Juan Cuvi
Tres hechos ilustran la irresoluble contradicción entre formalidad legal e informalidad política. Por efectos prácticos, vale plantearlos en orden cronológico.
A la luz de las más recientes investigaciones, que más parecen una rigurosa programación de telenovela, la grave crisis que vive la Contraloría data de mucho tiempo atrás. El incendio del edificio en el Parque del Arbolito solo sería uno más de los episodios de esta interminable y vergonzosa serie institucional. Desde la designación del anterior contralor hasta la seguidilla de reemplazos, todo está envuelto en una densa nube de irregularidades. El debate público respecto de la insuficiencia jurídica únicamente sirve para disimular el perverso juego de intereses económicos que subyace al desempeño de los funcionarios involucrados en el drama.
Difícilmente la designación de la nueva autoridad escapará a esta lógica. La vieja admonición respecto de la “politización” de las instituciones es la mejor estrategia para torpedear un hecho que es eminentemente político, y así poder llevarlo al terreno de los amarres partidistas. ¿Qué más, sino un acto político, es el nombramiento del principal funcionario encargado de velar por los fondos públicos del Estado?
Muy diferente es que esa designación esté atravesada por irregularidades, vicios de procedimiento, actos de corrupción o intereses de pequeños grupos de poder. Por ejemplo, cuando se designa a una persona que no cumple con los requisitos éticos y legales establecidos solamente porque va con la consigna de administrar el organismo con dedicatoria.
Otro hecho que desconcierta por su incoherencia es el proceso de remoción del alcalde de Quito. En principio, no se debería necesitar de tantos trámites para cesar a una autoridad que ha sido inculpada en un acto ilícito.

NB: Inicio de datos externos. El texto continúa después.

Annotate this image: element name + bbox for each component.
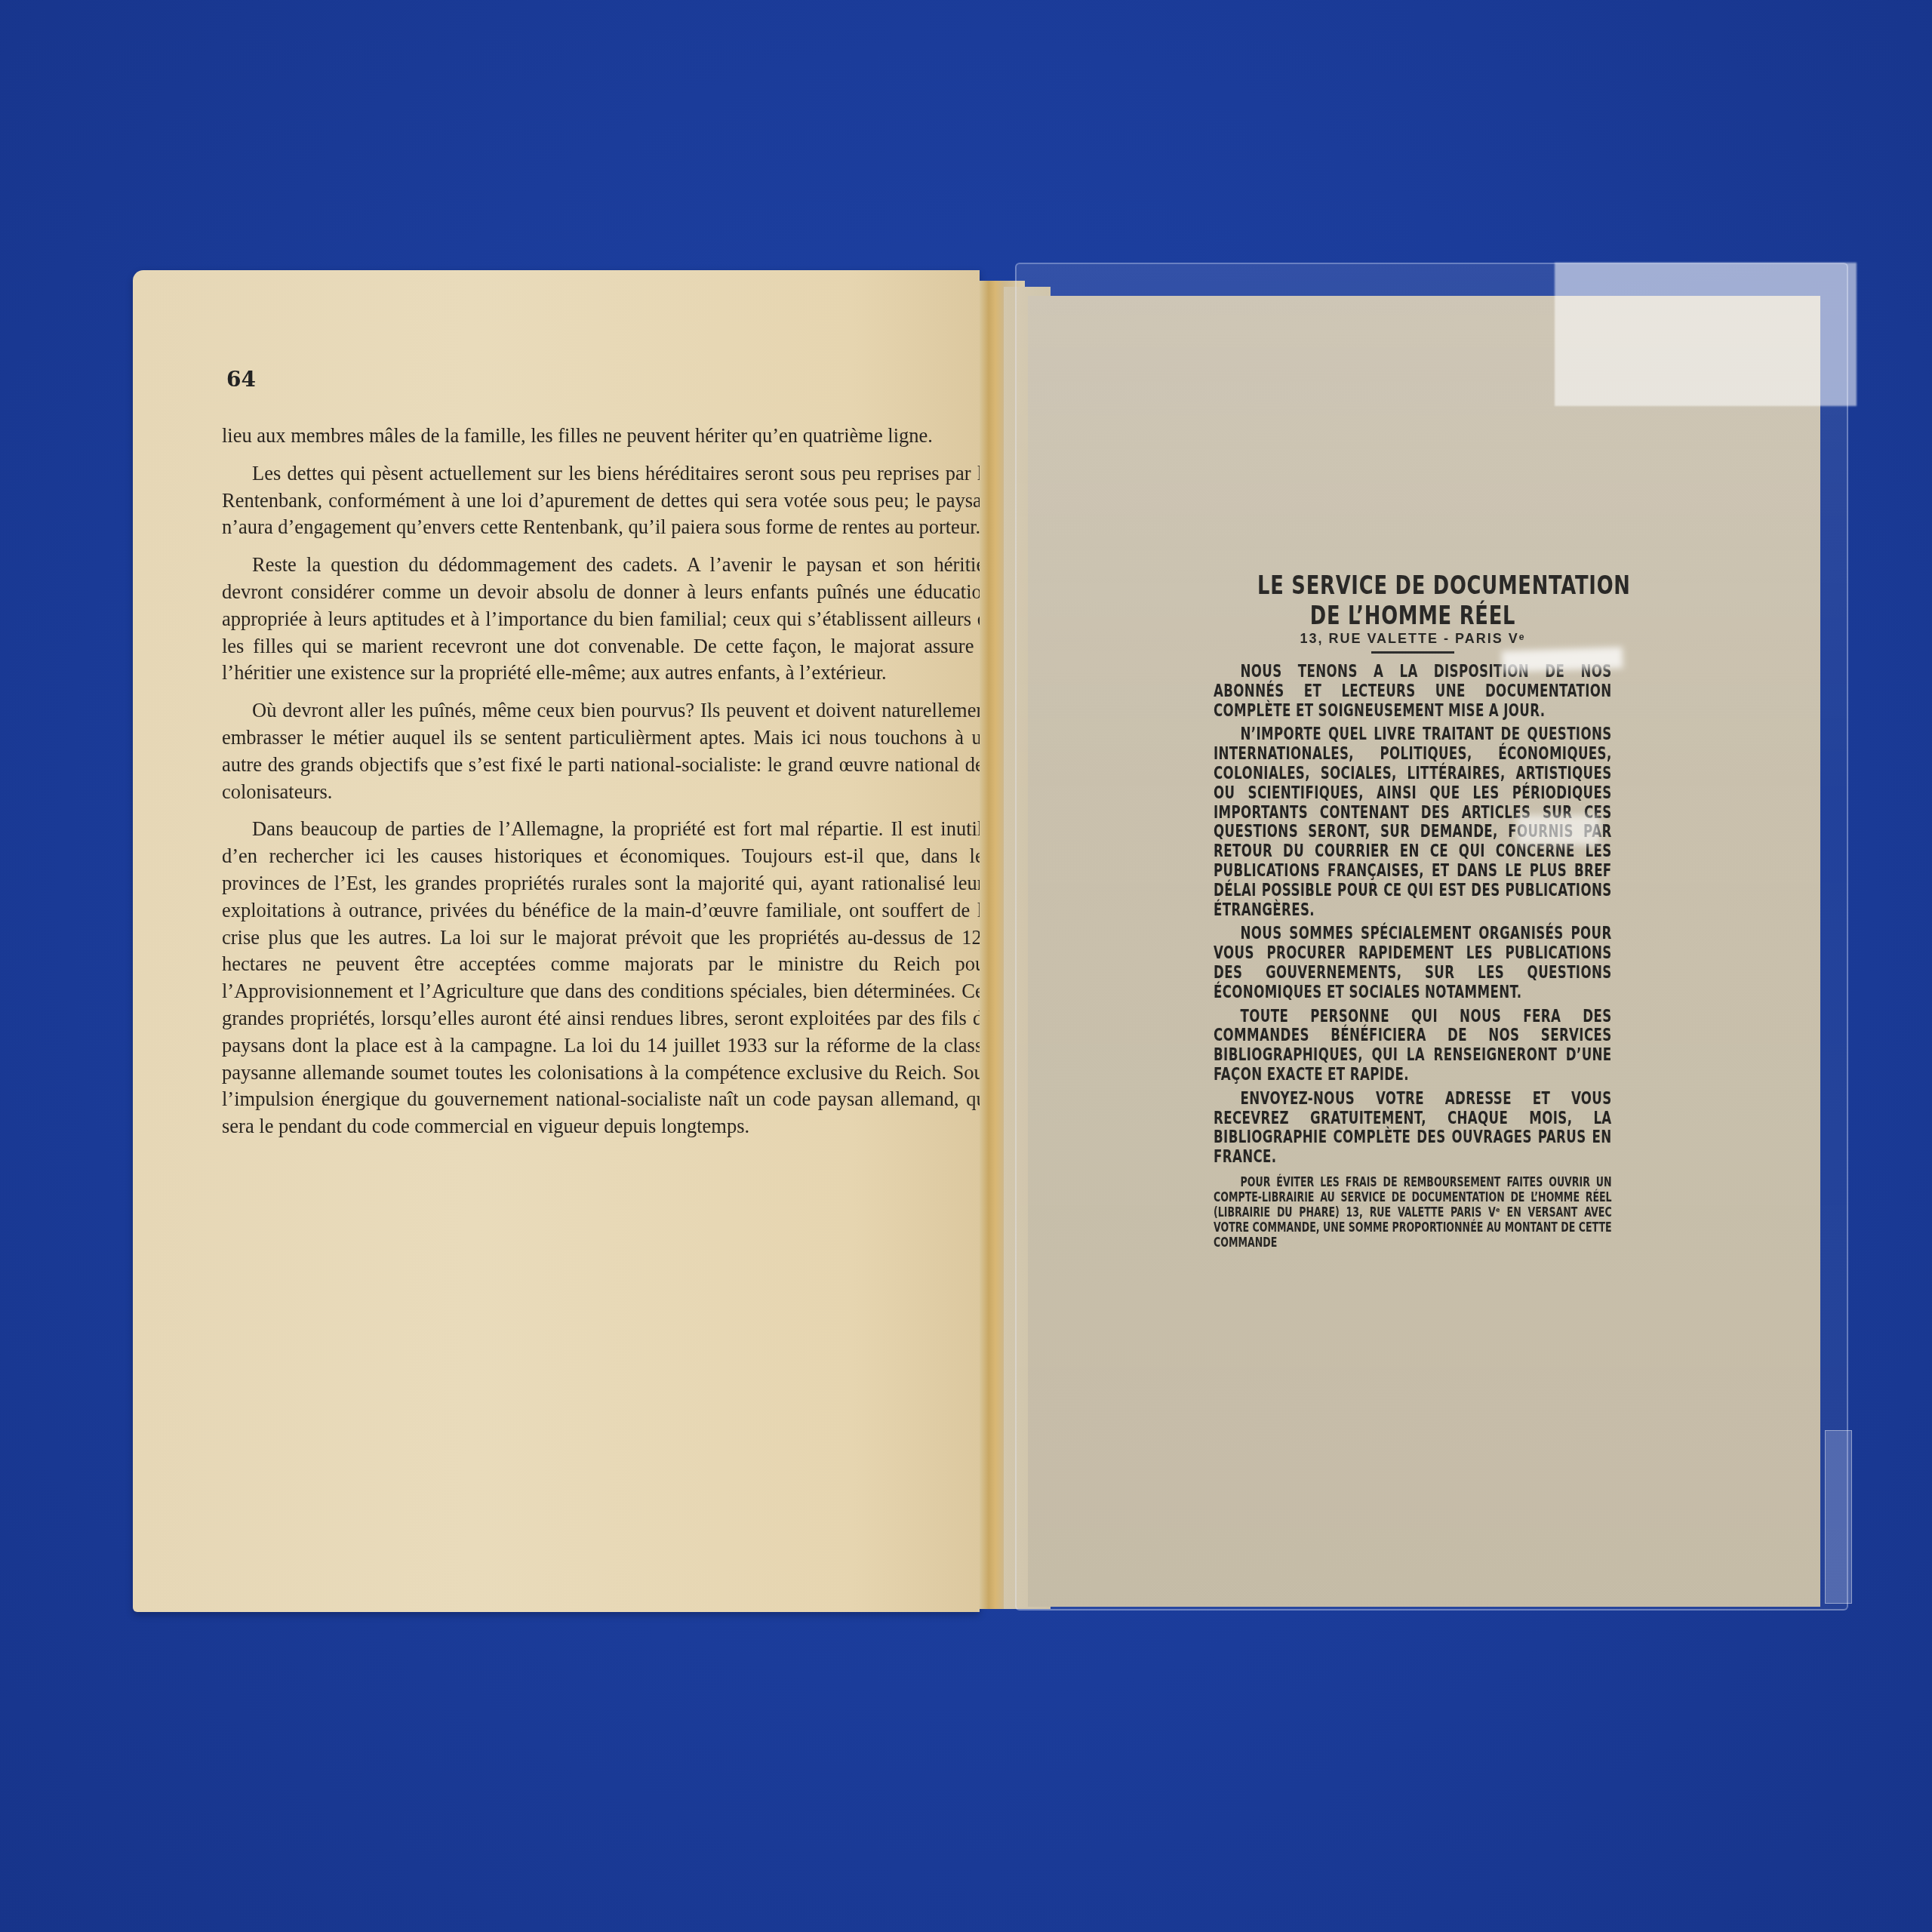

Es más, lo mínimo que espera una ciudadanía consciente de sus derechos es la renuncia temporal o definitiva de ese funcionario. No obstante, la arbitrariedad de Jorge Yunda terminó paralizando a la administración municipal durante varios meses.
La solución final tampoco brilla por su coherencia. Al final primó el pragmatismo político: nadie sabe si la flamante vicealcaldesa es una decepcionada del correísmo o es su caballo de troya. Lo único cierto es que la necesidad se impuso sobre la coherencia política e ideológica, con lo cual queda tendida la mesa para nuevos embrollos.

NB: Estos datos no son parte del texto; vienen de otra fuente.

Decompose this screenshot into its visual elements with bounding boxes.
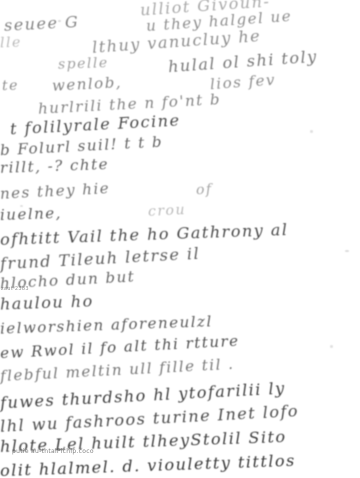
handwriting-line: crou xyxy=(148,203,187,219)
handwriting-line: hulal ol shi toly xyxy=(168,49,319,75)
scan-noise-speck xyxy=(20,205,23,207)
handwriting-line: spelle xyxy=(58,56,109,72)
handwriting-line: wenlob, xyxy=(52,75,123,94)
manuscript-page: ulliot Givoun- seuee G u they halgel ue … xyxy=(0,0,360,478)
handwriting-line: rillt, -? chte xyxy=(0,157,109,176)
handwriting-line: flebful meltin ull fille til . xyxy=(0,357,235,384)
handwriting-line: ofhtitt Vail the ho Gathrony al xyxy=(0,222,289,248)
scan-noise-speck xyxy=(310,130,313,133)
handwriting-line: lle xyxy=(0,36,22,51)
microprint-stamp: zaut 2383 xyxy=(1,287,29,292)
handwriting-line: olit hlalmel. d. viouletty tittlos xyxy=(0,453,296,478)
handwriting-line: ielworshien aforeneulzl xyxy=(0,314,213,336)
handwriting-line: seuee G xyxy=(4,14,80,34)
handwriting-line: te xyxy=(2,79,19,94)
handwriting-line: haulou ho xyxy=(0,293,94,312)
handwriting-line: b Folurl suil! t t b xyxy=(0,135,163,159)
handwriting-line: iuelne, xyxy=(0,206,62,223)
handwriting-line: of xyxy=(196,183,213,198)
scan-noise-speck xyxy=(330,345,333,348)
handwriting-line: nes they hie xyxy=(0,181,110,202)
scan-noise-speck xyxy=(58,20,61,22)
microprint-stamp: putie au-tntalPichlp.coco xyxy=(12,449,94,455)
scan-noise-speck xyxy=(345,250,349,252)
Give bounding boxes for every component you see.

La reactivación del Convenio Internacional de Arreglo de Diferencias relativas a Inversiones (CIADI) completa este panorama de incongruencias. El artículo 422 de la Constitución es taxativo a propósito de la prohibición de ceder jurisdicción soberana en controversias contractuales o comerciales. Sin embargo, desde los sectores empresariales interesados en hacer negocios se argumenta que el contenido del artículo no se refiere explícitamente a las inversiones, como si detrás de cualquier inversión extranjera no existiera un contrato que establece condiciones.
La puesta de mano del gobierno (es decir, la política de los hechos consumados) provocó que inclusive la Corte Constitucional realice una interpretación forzada del artículo 419, para allanar el camino a la reactivación del CIADI. En la práctica, la reactivación económica se convierte en una aplanadora de las leyes y los derechos.